Screenshot 2024-06-30 at 17.20.12.png

Benefits of Custom Settings:

  • Tailored Performance: Customize settings to match the specific needs of your data and use cases.
  • Enhanced Control: Greater flexibility in configuring how data is processed, stored, and retrieved.
  • Optimized Relevance: Fine-tuning parameters ensures that the most relevant data is prioritized, improving the overall effectiveness of your knowledge base.

6. Import file from Dataset

  • To Import a file from the Dataset , go to the Import from Dataset section at the top right section of the page.

KB6.png

  • Select the Dataset you want to import for your Knowledge Base.

    KB7.png

7. Parsing

Parsing helps in extracting and structuring data efficiently.

  1. Basic Parsing:
    • Access the Basic Parsing tool within the Knowledge Base section.
    • This uses predefined parsers to extract common data types and structures from your dataset.
  2. Advanced Parsing:
    • Navigate to Advanced Parsing in the Knowledge Base section.
    • Apply the advanced parser to extract all the data types and structures from your dataset.

For more detail, refer to Parsing

Screenshot 2024-06-30 at 17.18.30.png

8. Chunk Setting

Chunking is the process of dividing your data into smaller, manageable pieces.

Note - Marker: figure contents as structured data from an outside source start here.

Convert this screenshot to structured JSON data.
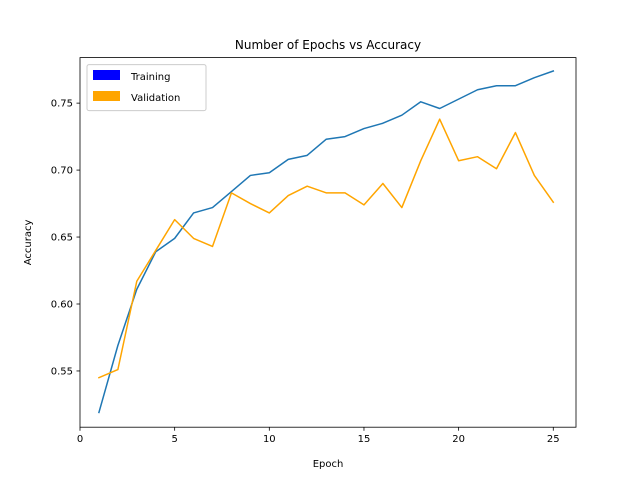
{
  "chart_data": {
    "type": "line",
    "title": "Number of Epochs vs Accuracy",
    "xlabel": "Epoch",
    "ylabel": "Accuracy",
    "xlim": [
      0,
      26.2
    ],
    "ylim": [
      0.508,
      0.784
    ],
    "xticks": [
      0,
      5,
      10,
      15,
      20,
      25
    ],
    "yticks": [
      0.55,
      0.6,
      0.65,
      0.7,
      0.75
    ],
    "grid": false,
    "legend_position": "top-left",
    "legend": [
      {
        "label": "Training",
        "color": "#0000ff"
      },
      {
        "label": "Validation",
        "color": "#ffa500"
      }
    ],
    "x": [
      1,
      2,
      3,
      4,
      5,
      6,
      7,
      8,
      9,
      10,
      11,
      12,
      13,
      14,
      15,
      16,
      17,
      18,
      19,
      20,
      21,
      22,
      23,
      24,
      25
    ],
    "series": [
      {
        "name": "Training",
        "color": "#1f77b4",
        "values": [
          0.519,
          0.569,
          0.611,
          0.639,
          0.649,
          0.668,
          0.672,
          0.684,
          0.696,
          0.698,
          0.708,
          0.711,
          0.723,
          0.725,
          0.731,
          0.735,
          0.741,
          0.751,
          0.746,
          0.753,
          0.76,
          0.763,
          0.763,
          0.769,
          0.774
        ]
      },
      {
        "name": "Validation",
        "color": "#ffa500",
        "values": [
          0.545,
          0.551,
          0.617,
          0.64,
          0.663,
          0.649,
          0.643,
          0.683,
          0.675,
          0.668,
          0.681,
          0.688,
          0.683,
          0.683,
          0.674,
          0.69,
          0.672,
          0.707,
          0.738,
          0.707,
          0.71,
          0.701,
          0.728,
          0.696,
          0.676
        ]
      }
    ]
  }
}
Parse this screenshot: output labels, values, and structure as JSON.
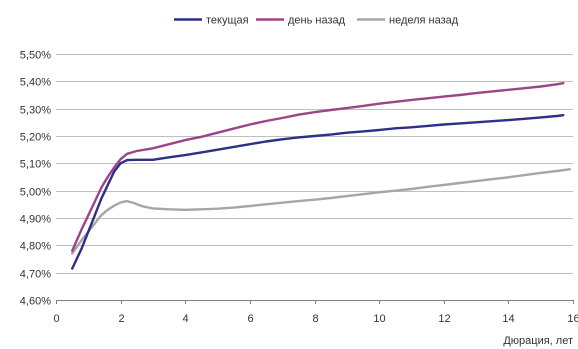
{
  "chart_data": {
    "type": "line",
    "title": "",
    "xlabel": "Дюрация, лет",
    "ylabel": "",
    "xlim": [
      0,
      16
    ],
    "ylim": [
      4.6,
      5.5
    ],
    "x_ticks": [
      0,
      2,
      4,
      6,
      8,
      10,
      12,
      14,
      16
    ],
    "x_tick_labels": [
      "0",
      "2",
      "4",
      "6",
      "8",
      "10",
      "12",
      "14",
      "16"
    ],
    "y_ticks": [
      4.6,
      4.7,
      4.8,
      4.9,
      5.0,
      5.1,
      5.2,
      5.3,
      5.4,
      5.5
    ],
    "y_tick_labels": [
      "4,60%",
      "4,70%",
      "4,80%",
      "4,90%",
      "5,00%",
      "5,10%",
      "5,20%",
      "5,30%",
      "5,40%",
      "5,50%"
    ],
    "grid": "horizontal",
    "legend_position": "top",
    "series": [
      {
        "name": "текущая",
        "color": "#2E2F86",
        "points": [
          [
            0.5,
            4.715
          ],
          [
            0.8,
            4.79
          ],
          [
            1.0,
            4.85
          ],
          [
            1.2,
            4.91
          ],
          [
            1.4,
            4.97
          ],
          [
            1.6,
            5.02
          ],
          [
            1.8,
            5.07
          ],
          [
            2.0,
            5.1
          ],
          [
            2.2,
            5.112
          ],
          [
            2.5,
            5.113
          ],
          [
            3.0,
            5.113
          ],
          [
            3.5,
            5.122
          ],
          [
            4.0,
            5.13
          ],
          [
            4.5,
            5.14
          ],
          [
            5.0,
            5.15
          ],
          [
            5.5,
            5.16
          ],
          [
            6.0,
            5.17
          ],
          [
            6.5,
            5.18
          ],
          [
            7.0,
            5.188
          ],
          [
            7.5,
            5.195
          ],
          [
            8.0,
            5.2
          ],
          [
            8.5,
            5.205
          ],
          [
            9.0,
            5.212
          ],
          [
            9.5,
            5.217
          ],
          [
            10.0,
            5.222
          ],
          [
            10.5,
            5.228
          ],
          [
            11.0,
            5.232
          ],
          [
            11.5,
            5.237
          ],
          [
            12.0,
            5.242
          ],
          [
            12.5,
            5.246
          ],
          [
            13.0,
            5.25
          ],
          [
            13.5,
            5.254
          ],
          [
            14.0,
            5.258
          ],
          [
            14.5,
            5.263
          ],
          [
            15.0,
            5.268
          ],
          [
            15.5,
            5.273
          ],
          [
            15.7,
            5.276
          ]
        ]
      },
      {
        "name": "день назад",
        "color": "#9B4589",
        "points": [
          [
            0.5,
            4.78
          ],
          [
            0.8,
            4.86
          ],
          [
            1.0,
            4.91
          ],
          [
            1.2,
            4.96
          ],
          [
            1.4,
            5.01
          ],
          [
            1.6,
            5.05
          ],
          [
            1.8,
            5.085
          ],
          [
            2.0,
            5.115
          ],
          [
            2.2,
            5.135
          ],
          [
            2.5,
            5.145
          ],
          [
            3.0,
            5.155
          ],
          [
            3.5,
            5.17
          ],
          [
            4.0,
            5.185
          ],
          [
            4.5,
            5.197
          ],
          [
            5.0,
            5.212
          ],
          [
            5.5,
            5.227
          ],
          [
            6.0,
            5.242
          ],
          [
            6.5,
            5.255
          ],
          [
            7.0,
            5.266
          ],
          [
            7.5,
            5.278
          ],
          [
            8.0,
            5.287
          ],
          [
            8.5,
            5.295
          ],
          [
            9.0,
            5.302
          ],
          [
            9.5,
            5.31
          ],
          [
            10.0,
            5.318
          ],
          [
            10.5,
            5.325
          ],
          [
            11.0,
            5.332
          ],
          [
            11.5,
            5.338
          ],
          [
            12.0,
            5.344
          ],
          [
            12.5,
            5.35
          ],
          [
            13.0,
            5.357
          ],
          [
            13.5,
            5.363
          ],
          [
            14.0,
            5.369
          ],
          [
            14.5,
            5.375
          ],
          [
            15.0,
            5.381
          ],
          [
            15.5,
            5.389
          ],
          [
            15.7,
            5.393
          ]
        ]
      },
      {
        "name": "неделя назад",
        "color": "#A6A6A6",
        "points": [
          [
            0.5,
            4.77
          ],
          [
            0.8,
            4.82
          ],
          [
            1.0,
            4.85
          ],
          [
            1.2,
            4.88
          ],
          [
            1.4,
            4.91
          ],
          [
            1.6,
            4.93
          ],
          [
            1.8,
            4.945
          ],
          [
            2.0,
            4.957
          ],
          [
            2.2,
            4.962
          ],
          [
            2.4,
            4.955
          ],
          [
            2.7,
            4.942
          ],
          [
            3.0,
            4.935
          ],
          [
            3.5,
            4.932
          ],
          [
            4.0,
            4.93
          ],
          [
            4.5,
            4.932
          ],
          [
            5.0,
            4.934
          ],
          [
            5.5,
            4.938
          ],
          [
            6.0,
            4.944
          ],
          [
            6.5,
            4.95
          ],
          [
            7.0,
            4.956
          ],
          [
            7.5,
            4.962
          ],
          [
            8.0,
            4.967
          ],
          [
            8.5,
            4.973
          ],
          [
            9.0,
            4.98
          ],
          [
            9.5,
            4.987
          ],
          [
            10.0,
            4.994
          ],
          [
            10.5,
            5.0
          ],
          [
            11.0,
            5.006
          ],
          [
            11.5,
            5.014
          ],
          [
            12.0,
            5.021
          ],
          [
            12.5,
            5.028
          ],
          [
            13.0,
            5.035
          ],
          [
            13.5,
            5.042
          ],
          [
            14.0,
            5.049
          ],
          [
            14.5,
            5.057
          ],
          [
            15.0,
            5.065
          ],
          [
            15.5,
            5.072
          ],
          [
            15.9,
            5.078
          ]
        ]
      }
    ]
  }
}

  1. Access Chunking Tools:
    • Navigate to the Knowledge Base section.
    • Select Chunking Setting.
  2. Choose a Chunking Method
    • Automatic Chunking

      Select automatic chunking to let SimplAI automatically divide your data based on predefined settings.

      KB9.png

    • Manual Chunking

      Choose manual chunking to customize how your data is divided. Select from different splitter types and configure parameters to achieve the best chunking for your use case.

      1. Recursive character text splitter: Recursive Character Text Splitter break down text into smaller chunks by recursively attempting to split it using different separators.
      2. Sentense splitter: Sentence Splitter function divides text into smaller chunks, with each chunk containing a certain number of sentences, ensuring that each chunk maintains complete sentences.
      3. Token splitter:
      4. Semantic splitter: Semantic Splitter divides a piece of text into groups of sentences based on their semantic similarity, ensuring that each group contains sentences that are closely related in meaning.
      5. Markdown splitter: Markdown Splitter divides a piece of text based on based on the granularity of the text.

      For the detailed guide about chunking, refer to Chunking Strategy.

      KB10.png

  3. Testing Chunks
    • On the right side of the screen, you can test the chunked data in the Chunk Preview.

    • Review which chunks have been split from the original data to ensure they meet your needs.

      Screenshot 2024-06-30 at 17.17.39.png

Retrieval Testing

Test the performance of your knowledge base to ensure it returns relevant results.

1. Configure Retrieval Tests

Go to Retrieval Testing in your Knowledge Base.

KB12.png

2. Run Tests

  • Execute retrieval tests to see how well your knowledge base returns relevant results.

  • Analyze test outcomes and refine your processing steps if necessary.

    KB13.png

For more details, refer to retrieval testing

By following these steps, you can efficiently process and manage your knowledge base within SimplAI, ensuring high-quality data retrieval and improved AI application performance.